The effects varying between individuals as we all have different sensitivity levels and its effects can be affected by other lifestyle choices such as smoking (caffeine is metabolised by the body more rapidly in people who use nicotine) or at different stages of life.  Older people tend to be more sensitive to its effects while I has been shown to be slower among pregnant women.

And as the average adult needs about 8 hours of good quality sleep a night to function effectively if Caffeine is distributing this can cause us to feel tired, unrested and unmotivated in the following days. Often resulting in one reaching for another cup of coffee and repeating the cycle.

So how much coffee or caffeine is too much?

There are no guidelines for the intake of caffeine.

A Food Standards Australia and New Zealand (FSANZ) Expert Working group has however recognised that

“there was evidence of increased anxiety levels in children at doses of about 3 mg of caffeine per kilogram of body weight per day. The anxiety level for children aged 5-12 equates to a caffeine dose of 95 mg per day (approximately two cans of cola) and about 210 mg per day (approximately three cups of instant coffee) for adults”

They have also identified how much caffeine can be found in some food or drinks as a guide here.

But this is not to say you cannot enjoy your daily coffee or chocolate snacks it may simply require you to think about how much caffeine you are ingesting and when.

If you are drinking or consuming large amounts of caffeine consider cutting back.  Just don’t stop suddenly, gradually cut back. If your body is used to caffeine as stimulant, simply stopping may give you headaches.

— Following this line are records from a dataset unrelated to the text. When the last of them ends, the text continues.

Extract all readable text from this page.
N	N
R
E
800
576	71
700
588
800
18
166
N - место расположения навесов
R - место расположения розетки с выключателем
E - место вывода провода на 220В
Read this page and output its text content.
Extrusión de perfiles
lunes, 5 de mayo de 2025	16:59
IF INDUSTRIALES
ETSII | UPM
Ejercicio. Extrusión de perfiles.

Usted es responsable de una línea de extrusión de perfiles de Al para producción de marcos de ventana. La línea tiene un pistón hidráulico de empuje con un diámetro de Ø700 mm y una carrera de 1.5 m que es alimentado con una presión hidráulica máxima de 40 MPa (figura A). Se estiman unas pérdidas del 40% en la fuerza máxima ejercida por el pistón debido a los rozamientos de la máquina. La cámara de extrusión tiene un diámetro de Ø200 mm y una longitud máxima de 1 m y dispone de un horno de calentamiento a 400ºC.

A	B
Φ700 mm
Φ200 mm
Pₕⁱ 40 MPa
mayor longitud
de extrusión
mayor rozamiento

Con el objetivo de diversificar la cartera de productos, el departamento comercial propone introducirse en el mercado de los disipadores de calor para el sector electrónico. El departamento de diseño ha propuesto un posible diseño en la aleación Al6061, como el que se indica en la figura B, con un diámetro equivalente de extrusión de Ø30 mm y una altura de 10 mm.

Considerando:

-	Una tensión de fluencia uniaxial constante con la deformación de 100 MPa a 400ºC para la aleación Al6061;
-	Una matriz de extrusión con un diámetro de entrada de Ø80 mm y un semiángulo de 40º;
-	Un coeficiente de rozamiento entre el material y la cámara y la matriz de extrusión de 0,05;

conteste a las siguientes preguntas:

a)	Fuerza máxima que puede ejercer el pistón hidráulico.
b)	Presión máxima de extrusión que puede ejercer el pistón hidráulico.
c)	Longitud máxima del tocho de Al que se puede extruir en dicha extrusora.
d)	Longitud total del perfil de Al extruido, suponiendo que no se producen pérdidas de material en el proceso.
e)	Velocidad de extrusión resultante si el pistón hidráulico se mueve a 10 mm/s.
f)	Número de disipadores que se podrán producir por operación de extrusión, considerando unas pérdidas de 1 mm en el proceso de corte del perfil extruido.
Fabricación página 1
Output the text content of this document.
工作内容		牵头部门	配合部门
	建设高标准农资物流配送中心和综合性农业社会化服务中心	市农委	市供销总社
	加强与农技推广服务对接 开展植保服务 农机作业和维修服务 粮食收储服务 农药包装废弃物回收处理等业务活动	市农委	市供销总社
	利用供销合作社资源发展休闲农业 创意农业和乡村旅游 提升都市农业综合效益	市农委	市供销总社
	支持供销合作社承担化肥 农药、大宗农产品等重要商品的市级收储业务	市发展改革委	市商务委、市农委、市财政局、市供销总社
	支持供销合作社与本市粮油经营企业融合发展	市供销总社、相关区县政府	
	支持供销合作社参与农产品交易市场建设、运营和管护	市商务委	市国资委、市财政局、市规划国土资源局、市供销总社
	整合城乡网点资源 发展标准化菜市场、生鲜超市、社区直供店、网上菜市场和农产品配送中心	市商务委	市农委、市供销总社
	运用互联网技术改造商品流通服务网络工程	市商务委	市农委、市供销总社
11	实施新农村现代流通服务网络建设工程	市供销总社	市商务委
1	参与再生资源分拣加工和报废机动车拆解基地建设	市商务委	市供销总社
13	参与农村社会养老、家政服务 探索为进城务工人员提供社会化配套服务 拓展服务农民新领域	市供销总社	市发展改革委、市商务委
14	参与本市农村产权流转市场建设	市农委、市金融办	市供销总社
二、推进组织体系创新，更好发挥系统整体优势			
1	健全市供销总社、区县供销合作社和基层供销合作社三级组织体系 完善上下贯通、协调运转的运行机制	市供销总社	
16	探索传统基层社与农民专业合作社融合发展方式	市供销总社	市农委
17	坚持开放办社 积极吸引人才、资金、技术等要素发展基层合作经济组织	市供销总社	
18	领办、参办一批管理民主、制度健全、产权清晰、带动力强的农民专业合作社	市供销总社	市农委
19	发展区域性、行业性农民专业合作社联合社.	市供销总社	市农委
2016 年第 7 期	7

And, don’t drink coffee too close to bedtime. And you may need to try having that last one at different times to see what works best for you because as recognised by the Sleep Health Foundation  

“There are different views on how many hours before bed you should have your last caffeine intake. Some say caffeine should be avoided for at least 3 to 7 hours before going to sleep. Others say no caffeine after lunch time if you have sleep problems. Many people find that their sleep improves with less caffeine or only having caffeine earlier in the day.”